Lompat ke konten Lompat ke sidebar Lompat ke footer

Pilwali = Kesejahteraan ?

Tinggal dua bulan lagi warga kota Makassar menggelar pesta Demokrasi. Yang akan digelar 18 september 2013. Mengahdirkan 10 calon walikota, sebuah rekor baru pemilihan kali ini diisi banyak calon. Kebanyakan dari mereka berada di jalur independen. 
   
Euforia demokrasi itu membius rakyat dan membisikkan mimpi-mimpi keadilan, kesejahteraan, kemakmuran, pemulihan harkat kemanusiaan dan mimpi-mimpi tentang kebaikan lainnya. Namun layaknya obat bius, begitu umat mendapatkan kembali kesadarannya, umat pun akan cepat menyadari bahwa demokrasi sesungguhnya bukanlah solusi, bahkan demokrasi merupakan sistem gagal dan merusak dan sejak awal sebenarnya tidak dibutuhkan oleh umat Islam.
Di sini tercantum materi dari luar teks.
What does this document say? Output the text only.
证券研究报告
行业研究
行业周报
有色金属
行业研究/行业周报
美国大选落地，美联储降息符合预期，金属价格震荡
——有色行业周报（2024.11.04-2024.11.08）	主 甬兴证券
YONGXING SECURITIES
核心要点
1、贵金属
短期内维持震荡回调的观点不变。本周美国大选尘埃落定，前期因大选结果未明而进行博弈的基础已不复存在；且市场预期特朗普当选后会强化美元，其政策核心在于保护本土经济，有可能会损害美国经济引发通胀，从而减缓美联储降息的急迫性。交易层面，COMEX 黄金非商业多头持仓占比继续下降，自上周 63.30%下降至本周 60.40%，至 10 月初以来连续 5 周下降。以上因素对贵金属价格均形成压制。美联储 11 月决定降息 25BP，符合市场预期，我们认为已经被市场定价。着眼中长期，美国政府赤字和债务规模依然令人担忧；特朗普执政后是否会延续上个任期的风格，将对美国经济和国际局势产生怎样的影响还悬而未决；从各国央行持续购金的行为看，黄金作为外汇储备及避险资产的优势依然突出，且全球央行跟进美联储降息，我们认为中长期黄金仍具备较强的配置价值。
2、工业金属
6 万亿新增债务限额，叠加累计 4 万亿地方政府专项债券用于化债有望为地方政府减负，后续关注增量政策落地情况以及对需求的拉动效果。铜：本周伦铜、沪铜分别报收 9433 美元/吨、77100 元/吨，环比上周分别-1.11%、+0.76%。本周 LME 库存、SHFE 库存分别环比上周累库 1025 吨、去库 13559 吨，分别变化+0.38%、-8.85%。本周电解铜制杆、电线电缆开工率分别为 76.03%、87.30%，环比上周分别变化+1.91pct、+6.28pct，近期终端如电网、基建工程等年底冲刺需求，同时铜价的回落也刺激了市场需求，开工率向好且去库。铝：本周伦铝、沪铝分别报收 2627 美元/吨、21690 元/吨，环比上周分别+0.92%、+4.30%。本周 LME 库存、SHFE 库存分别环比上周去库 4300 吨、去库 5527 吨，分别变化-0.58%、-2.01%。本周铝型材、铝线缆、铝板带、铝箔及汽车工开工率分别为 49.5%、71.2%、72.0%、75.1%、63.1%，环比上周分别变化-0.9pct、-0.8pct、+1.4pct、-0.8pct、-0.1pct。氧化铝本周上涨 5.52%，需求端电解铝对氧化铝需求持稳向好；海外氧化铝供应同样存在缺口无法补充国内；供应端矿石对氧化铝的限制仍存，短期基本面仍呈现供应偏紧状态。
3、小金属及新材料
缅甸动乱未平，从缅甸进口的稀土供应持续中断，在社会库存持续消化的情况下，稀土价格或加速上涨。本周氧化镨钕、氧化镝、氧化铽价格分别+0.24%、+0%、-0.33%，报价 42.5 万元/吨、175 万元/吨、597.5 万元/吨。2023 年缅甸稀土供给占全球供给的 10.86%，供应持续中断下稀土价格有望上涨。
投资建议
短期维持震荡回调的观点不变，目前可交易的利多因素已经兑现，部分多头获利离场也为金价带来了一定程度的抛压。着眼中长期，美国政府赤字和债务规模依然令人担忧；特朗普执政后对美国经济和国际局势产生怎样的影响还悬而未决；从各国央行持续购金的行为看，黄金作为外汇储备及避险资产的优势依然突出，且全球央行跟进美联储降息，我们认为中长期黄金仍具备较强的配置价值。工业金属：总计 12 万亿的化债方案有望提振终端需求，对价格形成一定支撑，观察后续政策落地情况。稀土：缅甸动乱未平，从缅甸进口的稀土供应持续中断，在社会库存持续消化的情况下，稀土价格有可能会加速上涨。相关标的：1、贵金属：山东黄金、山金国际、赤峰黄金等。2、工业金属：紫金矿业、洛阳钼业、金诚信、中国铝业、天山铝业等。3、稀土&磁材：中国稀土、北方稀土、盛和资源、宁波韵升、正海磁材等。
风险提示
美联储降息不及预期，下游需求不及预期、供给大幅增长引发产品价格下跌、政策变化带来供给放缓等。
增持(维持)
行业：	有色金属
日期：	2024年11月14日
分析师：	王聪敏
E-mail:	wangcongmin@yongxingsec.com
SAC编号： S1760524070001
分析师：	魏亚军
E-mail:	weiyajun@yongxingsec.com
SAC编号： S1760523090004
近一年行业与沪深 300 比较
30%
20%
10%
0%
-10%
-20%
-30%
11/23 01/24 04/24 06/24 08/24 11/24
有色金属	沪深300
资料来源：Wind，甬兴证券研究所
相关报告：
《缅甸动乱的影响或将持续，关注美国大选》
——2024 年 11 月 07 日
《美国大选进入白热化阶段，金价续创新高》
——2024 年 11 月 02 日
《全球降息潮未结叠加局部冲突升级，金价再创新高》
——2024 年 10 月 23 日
Momen Ramadhan pun dimanfaatkan demi mendulang suara. Sebetulnya tidak menjadi  masalah ketika mereka berbagi dengan warga miskin, dan yatim piatu, yang menjadi masalh ketika kegiatan ini hanya sebatas bulan ramadhan atau pada saat pemilu/pilkad. Bisa diibaratkan rakyat bahagia pada saat p pemilu, namun kembali susah 4 tahun kemudian.

Pantas, pengalaman tahun lalu. Makassar mencatat rekor sebagai golput terbanyak di sulsel sebanyak 47%. Inilah bukti bahwa masyarakat mulai berangsur-angsur tidak mempercayai dengan pemerintahan sekarang. Kebijakan yang penuh terhadap para pemilik modal. Pinggiran tanjung bunga dapat menjadi contoh.  Masyarakat disana hidup melarat sementara pambangunan disekitarnya terus berlangsung.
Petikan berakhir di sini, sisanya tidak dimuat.